Piczle Lines 2 is a Numberlink Puzzle game released in 2023 on Nintendo Switch, and a sequel to 2017’s Piczle Lines DX and 2018’s Piczle Lines DX: 500 More Puzzles!. As with those games and other Numberlink games, Piczle Lines 2 has players gradually piecing together a picture by connecting dots in a grid, ensuring that each pair matches in color and number, and each line moves across the number of spaces that corresponds to the dots’ number.

It’s difficult for me to say exactly how many puzzles this game contains. Some are hidden within the game’s story mode, gradually unlocking only after you complete earlier puzzles. Some are housed within the game’s puzzle mode, sorted by theme. And some puzzles are apparently unlocked based on the time of year. Plus there’s paid DLC for players who want to add more puzzles. The best I can gather based on what I see online is that this game contains somewhere close to 400 puzzles, though that’s just an estimate.

As with the first Piczle Lines game, the story mode here is largely disposable, giving the included puzzles a framing device about a professor and his careless young assistant magically transported into various books as they try to track down their cat.

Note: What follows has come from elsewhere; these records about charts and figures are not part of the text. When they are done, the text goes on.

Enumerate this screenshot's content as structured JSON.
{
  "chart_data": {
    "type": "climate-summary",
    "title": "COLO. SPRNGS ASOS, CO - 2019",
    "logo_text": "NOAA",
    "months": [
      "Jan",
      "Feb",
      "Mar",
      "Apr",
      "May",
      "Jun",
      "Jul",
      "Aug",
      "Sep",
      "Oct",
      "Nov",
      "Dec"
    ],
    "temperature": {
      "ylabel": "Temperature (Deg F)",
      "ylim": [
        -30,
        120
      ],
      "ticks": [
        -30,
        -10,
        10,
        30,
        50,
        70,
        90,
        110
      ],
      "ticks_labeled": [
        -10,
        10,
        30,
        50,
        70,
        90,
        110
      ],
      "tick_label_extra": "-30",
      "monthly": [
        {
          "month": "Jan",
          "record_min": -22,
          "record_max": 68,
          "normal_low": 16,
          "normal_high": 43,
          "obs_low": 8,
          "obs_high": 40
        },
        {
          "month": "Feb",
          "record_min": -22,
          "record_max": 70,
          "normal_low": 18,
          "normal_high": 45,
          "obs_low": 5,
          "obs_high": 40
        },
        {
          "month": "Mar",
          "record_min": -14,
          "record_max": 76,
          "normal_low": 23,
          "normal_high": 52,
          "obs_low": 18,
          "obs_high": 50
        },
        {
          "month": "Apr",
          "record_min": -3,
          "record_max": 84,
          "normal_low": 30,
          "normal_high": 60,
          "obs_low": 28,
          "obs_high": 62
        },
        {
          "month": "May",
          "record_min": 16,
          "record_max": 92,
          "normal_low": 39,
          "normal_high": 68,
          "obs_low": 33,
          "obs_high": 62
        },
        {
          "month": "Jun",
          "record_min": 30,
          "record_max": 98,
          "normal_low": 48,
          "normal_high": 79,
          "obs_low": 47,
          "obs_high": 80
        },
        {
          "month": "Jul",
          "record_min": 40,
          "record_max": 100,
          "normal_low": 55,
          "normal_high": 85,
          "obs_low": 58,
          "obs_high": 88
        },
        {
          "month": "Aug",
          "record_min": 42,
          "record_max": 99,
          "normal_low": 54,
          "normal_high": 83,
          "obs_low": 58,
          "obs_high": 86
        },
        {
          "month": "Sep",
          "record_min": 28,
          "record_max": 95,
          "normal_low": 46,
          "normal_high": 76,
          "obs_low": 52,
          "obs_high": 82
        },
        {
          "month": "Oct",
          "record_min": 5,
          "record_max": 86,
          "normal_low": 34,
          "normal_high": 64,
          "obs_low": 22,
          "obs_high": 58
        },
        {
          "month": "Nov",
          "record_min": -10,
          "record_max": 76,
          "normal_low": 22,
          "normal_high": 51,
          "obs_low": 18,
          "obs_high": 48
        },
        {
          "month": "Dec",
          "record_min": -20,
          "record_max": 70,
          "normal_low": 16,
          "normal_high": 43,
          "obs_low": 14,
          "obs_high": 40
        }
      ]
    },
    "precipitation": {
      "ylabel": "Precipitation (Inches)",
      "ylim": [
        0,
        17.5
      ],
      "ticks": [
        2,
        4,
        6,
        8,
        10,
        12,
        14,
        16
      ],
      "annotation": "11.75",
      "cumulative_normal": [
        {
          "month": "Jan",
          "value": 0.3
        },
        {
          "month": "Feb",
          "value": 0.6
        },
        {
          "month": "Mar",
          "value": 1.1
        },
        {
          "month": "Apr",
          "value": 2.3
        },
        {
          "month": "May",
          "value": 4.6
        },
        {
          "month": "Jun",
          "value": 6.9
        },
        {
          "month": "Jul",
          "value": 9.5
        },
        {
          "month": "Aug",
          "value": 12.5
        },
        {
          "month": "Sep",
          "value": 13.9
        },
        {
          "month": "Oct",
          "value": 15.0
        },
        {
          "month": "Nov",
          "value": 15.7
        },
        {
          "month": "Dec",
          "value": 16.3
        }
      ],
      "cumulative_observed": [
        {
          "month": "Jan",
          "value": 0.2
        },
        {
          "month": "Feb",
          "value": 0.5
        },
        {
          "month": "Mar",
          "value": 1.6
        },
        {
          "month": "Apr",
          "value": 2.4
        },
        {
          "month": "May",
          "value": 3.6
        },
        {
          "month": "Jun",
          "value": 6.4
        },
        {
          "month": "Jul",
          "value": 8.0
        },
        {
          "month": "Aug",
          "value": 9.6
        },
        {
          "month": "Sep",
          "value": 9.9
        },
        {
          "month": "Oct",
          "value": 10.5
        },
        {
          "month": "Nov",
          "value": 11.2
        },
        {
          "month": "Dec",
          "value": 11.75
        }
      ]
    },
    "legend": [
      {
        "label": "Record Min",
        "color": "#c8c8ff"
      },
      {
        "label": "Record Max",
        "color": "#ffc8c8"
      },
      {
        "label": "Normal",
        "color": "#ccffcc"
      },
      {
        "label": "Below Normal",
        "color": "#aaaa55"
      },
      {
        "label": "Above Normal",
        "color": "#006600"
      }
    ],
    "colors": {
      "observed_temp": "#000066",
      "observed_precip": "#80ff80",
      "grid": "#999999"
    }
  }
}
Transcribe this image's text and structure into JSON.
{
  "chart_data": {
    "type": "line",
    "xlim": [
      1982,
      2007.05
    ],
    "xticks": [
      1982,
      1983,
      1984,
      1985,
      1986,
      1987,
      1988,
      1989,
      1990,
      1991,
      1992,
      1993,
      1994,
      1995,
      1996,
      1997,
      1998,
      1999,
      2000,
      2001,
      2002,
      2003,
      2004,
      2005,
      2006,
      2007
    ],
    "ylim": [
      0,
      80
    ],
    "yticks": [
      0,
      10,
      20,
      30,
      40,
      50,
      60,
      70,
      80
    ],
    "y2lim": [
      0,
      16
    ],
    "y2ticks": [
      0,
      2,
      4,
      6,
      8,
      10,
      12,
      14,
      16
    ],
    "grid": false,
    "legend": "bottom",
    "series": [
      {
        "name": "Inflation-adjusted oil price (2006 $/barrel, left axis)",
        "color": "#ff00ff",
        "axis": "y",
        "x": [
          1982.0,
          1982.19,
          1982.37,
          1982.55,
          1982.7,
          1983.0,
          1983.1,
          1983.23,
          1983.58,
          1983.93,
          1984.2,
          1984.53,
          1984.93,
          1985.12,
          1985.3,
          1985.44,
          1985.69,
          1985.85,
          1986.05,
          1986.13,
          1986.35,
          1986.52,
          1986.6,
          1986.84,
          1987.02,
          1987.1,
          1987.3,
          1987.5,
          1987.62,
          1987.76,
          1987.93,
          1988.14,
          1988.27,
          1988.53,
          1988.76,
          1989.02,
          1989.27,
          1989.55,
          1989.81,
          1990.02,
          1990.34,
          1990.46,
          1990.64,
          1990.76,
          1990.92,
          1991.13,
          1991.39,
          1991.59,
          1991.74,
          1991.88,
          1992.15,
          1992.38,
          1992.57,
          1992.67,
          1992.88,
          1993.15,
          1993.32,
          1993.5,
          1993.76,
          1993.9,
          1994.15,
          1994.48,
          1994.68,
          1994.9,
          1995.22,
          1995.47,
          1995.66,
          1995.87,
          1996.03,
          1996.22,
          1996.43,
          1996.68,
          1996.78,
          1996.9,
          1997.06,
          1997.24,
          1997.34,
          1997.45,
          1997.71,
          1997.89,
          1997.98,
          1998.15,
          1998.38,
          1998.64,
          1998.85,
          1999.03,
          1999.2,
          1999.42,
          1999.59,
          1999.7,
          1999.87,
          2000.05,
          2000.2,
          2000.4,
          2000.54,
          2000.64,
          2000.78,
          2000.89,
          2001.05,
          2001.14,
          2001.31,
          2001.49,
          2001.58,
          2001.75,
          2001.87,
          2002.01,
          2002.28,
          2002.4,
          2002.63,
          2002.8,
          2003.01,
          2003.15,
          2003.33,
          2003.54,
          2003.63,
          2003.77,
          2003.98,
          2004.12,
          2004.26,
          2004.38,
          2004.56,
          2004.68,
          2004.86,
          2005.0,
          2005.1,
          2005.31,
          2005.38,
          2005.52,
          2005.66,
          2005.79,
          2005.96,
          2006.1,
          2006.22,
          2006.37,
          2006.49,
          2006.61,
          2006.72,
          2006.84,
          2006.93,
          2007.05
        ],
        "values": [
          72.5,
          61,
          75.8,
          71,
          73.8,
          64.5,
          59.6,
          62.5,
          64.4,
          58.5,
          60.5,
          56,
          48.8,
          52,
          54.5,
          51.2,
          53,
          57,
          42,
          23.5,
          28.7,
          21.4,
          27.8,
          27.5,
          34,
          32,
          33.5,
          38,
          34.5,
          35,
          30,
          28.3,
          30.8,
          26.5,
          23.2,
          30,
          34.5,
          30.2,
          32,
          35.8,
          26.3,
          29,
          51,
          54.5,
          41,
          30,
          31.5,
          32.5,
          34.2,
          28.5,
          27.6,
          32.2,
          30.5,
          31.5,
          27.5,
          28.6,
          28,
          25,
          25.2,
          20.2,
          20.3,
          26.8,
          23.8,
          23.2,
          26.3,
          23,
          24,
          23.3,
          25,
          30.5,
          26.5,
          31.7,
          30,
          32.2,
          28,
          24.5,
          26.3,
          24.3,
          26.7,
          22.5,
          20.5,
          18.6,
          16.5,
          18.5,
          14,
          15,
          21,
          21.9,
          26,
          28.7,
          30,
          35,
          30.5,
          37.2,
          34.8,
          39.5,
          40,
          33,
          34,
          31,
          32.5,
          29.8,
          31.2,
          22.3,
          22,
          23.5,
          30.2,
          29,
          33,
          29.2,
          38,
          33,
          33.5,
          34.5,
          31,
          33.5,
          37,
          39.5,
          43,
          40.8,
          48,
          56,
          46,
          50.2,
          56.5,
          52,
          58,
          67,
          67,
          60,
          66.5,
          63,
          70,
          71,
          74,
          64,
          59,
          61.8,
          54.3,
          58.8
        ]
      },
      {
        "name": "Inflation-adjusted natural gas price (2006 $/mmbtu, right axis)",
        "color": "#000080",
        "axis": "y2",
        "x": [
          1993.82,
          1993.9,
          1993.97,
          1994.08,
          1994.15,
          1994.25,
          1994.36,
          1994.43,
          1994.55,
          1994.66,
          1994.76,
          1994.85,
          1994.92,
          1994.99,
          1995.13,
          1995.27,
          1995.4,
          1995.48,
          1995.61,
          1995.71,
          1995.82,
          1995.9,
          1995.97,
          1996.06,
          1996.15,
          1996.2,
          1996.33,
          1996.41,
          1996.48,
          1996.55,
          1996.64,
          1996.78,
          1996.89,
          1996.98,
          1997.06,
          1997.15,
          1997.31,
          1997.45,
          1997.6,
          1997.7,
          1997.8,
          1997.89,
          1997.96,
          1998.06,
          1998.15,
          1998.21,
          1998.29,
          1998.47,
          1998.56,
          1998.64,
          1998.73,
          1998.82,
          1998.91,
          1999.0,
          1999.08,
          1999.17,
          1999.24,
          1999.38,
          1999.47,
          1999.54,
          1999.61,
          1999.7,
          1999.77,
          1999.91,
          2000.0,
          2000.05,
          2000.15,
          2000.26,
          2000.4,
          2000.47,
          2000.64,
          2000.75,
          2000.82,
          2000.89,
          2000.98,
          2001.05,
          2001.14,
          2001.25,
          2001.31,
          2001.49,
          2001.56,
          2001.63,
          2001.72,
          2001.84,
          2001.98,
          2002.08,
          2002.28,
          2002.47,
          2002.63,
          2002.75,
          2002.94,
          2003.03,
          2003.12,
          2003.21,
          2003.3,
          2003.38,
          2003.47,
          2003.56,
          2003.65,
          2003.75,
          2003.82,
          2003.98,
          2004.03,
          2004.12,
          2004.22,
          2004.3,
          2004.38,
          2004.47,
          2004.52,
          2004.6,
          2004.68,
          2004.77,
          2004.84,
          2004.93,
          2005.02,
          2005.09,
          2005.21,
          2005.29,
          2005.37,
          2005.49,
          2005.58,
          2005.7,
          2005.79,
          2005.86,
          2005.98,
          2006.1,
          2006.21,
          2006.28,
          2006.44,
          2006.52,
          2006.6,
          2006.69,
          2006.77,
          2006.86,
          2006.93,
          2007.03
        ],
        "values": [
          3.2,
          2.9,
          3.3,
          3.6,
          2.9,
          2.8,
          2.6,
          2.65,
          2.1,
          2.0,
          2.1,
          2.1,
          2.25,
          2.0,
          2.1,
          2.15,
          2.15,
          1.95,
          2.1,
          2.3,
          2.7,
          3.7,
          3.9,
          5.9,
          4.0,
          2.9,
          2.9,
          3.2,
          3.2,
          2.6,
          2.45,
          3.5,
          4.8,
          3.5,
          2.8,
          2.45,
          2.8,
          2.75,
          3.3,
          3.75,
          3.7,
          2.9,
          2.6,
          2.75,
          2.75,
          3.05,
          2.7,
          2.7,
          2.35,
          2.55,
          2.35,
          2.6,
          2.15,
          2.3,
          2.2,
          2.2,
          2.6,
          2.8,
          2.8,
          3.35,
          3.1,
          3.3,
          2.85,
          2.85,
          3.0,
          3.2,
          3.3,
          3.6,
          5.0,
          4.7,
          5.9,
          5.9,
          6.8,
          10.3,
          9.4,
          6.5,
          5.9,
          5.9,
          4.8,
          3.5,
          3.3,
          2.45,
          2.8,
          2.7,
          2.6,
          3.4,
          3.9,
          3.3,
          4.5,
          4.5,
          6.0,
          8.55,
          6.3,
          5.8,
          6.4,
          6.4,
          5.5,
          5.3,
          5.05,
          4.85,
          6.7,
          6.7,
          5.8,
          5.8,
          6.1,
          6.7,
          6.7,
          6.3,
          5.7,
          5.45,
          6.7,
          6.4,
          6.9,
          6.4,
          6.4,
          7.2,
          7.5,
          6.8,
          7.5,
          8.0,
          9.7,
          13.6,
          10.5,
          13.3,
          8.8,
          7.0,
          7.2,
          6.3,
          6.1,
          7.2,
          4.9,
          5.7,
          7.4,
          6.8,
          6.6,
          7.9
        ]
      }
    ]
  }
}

This mode uses a mix of 3D art and static screengrabs of 3D art depicting the characters and environments within the story. I can’t imagine anyone seeing this as a major draw for the game, but it’s there if you care about it.

No, the part of the presentation that I really enjoy is the soundtrack, which has some wonderfully-relaxing lo-fi beats that work perfectly with the thoughtful, methodical gameplay here. Sadly, I don’t have any examples I can point to, I can only say that this is a highlight of the game.

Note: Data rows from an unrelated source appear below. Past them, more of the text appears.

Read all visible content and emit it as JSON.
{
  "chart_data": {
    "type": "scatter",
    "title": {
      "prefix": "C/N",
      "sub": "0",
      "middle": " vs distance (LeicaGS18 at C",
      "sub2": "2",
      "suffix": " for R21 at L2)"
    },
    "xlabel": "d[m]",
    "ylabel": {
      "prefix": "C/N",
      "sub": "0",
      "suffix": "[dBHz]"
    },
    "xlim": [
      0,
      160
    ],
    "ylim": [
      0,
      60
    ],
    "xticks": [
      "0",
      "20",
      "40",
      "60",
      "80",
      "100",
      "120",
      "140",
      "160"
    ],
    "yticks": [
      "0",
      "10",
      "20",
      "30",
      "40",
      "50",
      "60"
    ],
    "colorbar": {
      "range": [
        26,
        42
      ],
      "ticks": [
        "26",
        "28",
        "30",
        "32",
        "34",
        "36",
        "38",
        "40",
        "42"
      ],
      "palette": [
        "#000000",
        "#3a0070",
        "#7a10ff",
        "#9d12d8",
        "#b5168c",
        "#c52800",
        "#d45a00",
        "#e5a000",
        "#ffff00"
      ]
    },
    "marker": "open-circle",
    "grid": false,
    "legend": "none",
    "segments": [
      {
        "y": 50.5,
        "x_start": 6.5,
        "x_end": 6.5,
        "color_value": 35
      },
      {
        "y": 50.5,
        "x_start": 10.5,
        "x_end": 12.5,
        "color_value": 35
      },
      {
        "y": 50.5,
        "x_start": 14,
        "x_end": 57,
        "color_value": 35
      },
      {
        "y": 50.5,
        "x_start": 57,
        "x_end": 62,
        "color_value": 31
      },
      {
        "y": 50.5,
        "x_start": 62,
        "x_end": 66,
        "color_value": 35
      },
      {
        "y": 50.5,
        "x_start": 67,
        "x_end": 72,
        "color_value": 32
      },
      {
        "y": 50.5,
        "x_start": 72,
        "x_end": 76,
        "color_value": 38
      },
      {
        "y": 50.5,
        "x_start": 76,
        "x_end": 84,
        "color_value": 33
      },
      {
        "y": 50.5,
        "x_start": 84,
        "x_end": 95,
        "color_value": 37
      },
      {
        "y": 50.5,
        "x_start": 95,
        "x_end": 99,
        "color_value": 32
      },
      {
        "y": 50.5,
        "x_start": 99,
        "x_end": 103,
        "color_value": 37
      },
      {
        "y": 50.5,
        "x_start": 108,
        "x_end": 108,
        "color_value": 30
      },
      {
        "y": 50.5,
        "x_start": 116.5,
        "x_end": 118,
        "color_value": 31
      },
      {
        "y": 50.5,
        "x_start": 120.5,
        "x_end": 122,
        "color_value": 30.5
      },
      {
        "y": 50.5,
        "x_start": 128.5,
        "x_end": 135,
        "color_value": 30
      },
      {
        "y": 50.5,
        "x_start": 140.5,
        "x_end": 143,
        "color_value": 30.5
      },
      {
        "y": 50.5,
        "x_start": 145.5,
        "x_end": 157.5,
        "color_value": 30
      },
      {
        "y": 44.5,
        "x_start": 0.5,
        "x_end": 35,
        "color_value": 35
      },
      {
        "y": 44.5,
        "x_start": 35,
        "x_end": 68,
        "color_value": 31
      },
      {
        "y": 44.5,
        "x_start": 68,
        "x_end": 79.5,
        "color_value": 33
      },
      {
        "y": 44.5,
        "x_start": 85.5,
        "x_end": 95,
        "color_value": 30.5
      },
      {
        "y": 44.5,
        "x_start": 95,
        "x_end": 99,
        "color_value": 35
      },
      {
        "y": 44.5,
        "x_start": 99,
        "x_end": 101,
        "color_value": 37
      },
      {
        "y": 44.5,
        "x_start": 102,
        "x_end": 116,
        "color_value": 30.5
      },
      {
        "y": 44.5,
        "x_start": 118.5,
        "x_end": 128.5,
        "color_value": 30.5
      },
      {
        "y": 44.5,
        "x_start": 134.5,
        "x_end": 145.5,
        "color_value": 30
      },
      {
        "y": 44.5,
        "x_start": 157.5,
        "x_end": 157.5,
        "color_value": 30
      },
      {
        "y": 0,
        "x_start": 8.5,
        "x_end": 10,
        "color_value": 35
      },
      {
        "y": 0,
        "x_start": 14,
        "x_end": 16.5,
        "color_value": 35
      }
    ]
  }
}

As for the gameplay… yeah, this is a Numberlink Puzzle game, all right. You have decent gamepad controls, a limited ability to zoom in and out, a decent tutorial, good optional touchscreen controls in handheld mode, and a hint feature for players who get stumped.

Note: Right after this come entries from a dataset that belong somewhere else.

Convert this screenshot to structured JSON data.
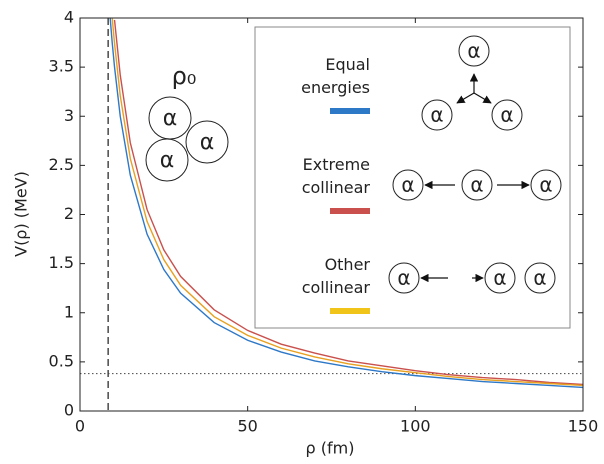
{
  "chart_data": {
    "type": "line",
    "x_label": "ρ (fm)",
    "y_label": "V(ρ) (MeV)",
    "x": [
      9,
      9.6,
      10.3,
      12,
      15,
      20,
      25,
      30,
      40,
      50,
      60,
      70,
      80,
      90,
      100,
      110,
      120,
      130,
      140,
      150
    ],
    "series": [
      {
        "name": "Equal energies",
        "color": "#2e78c8",
        "values": [
          4.0,
          3.75,
          3.5,
          3.0,
          2.4,
          1.8,
          1.44,
          1.2,
          0.9,
          0.72,
          0.6,
          0.51,
          0.45,
          0.4,
          0.36,
          0.33,
          0.3,
          0.28,
          0.26,
          0.24
        ]
      },
      {
        "name": "Extreme collinear",
        "color": "#c9504c",
        "values": [
          null,
          null,
          3.98,
          3.42,
          2.73,
          2.05,
          1.64,
          1.37,
          1.03,
          0.82,
          0.68,
          0.59,
          0.51,
          0.46,
          0.41,
          0.37,
          0.34,
          0.32,
          0.29,
          0.27
        ]
      },
      {
        "name": "Other collinear",
        "color": "#f0c419",
        "line_color": "#e8a020",
        "values": [
          null,
          4.0,
          3.74,
          3.21,
          2.57,
          1.93,
          1.54,
          1.28,
          0.96,
          0.77,
          0.64,
          0.55,
          0.48,
          0.43,
          0.39,
          0.35,
          0.32,
          0.3,
          0.28,
          0.26
        ]
      }
    ],
    "xlim": [
      0,
      150
    ],
    "ylim": [
      0,
      4
    ],
    "xticks": [
      0,
      50,
      100,
      150
    ],
    "yticks": [
      0,
      0.5,
      1,
      1.5,
      2,
      2.5,
      3,
      3.5,
      4
    ],
    "dashed_vline_x": 8.4,
    "dotted_hline_y": 0.38,
    "legend_corner": "upper right",
    "rho0_label": "ρ₀",
    "particle_symbol": "α"
  }
}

Finally, without knowing how many puzzles are actually in this game, it’s hard to be certain about value, but again I can guess. And if my guess of roughly 400 puzzles is correct, that puts this game between Piczle Lines DX’s 300 puzzles and Piczle Lines DX: 500 More Puzzles!’s 500 puzzles, though at $15 it’s the same price as the former and more expensive than the latter. Still, i think the nicer music helps to make up the difference there, making roughly it about on par with 500 More Puzzles in my opinion.

In the end, Piczle Lines 2 is a solid Numberlink Puzzle game, with strong gameplay and a superb soundtrack. I wish it was more open and forthcoming about just how much content is here, but overall I think Puzzle game fans will find this worth picking up.

tl;dr – Piczle Lines 2 is a Numberlink Puzzle game with its puzzles split into various areas, making it difficult to determine just how much content is here. But overall, the gameplay is good, the music is excellent, and I think fans of Puzzle games will find this well worth picking up.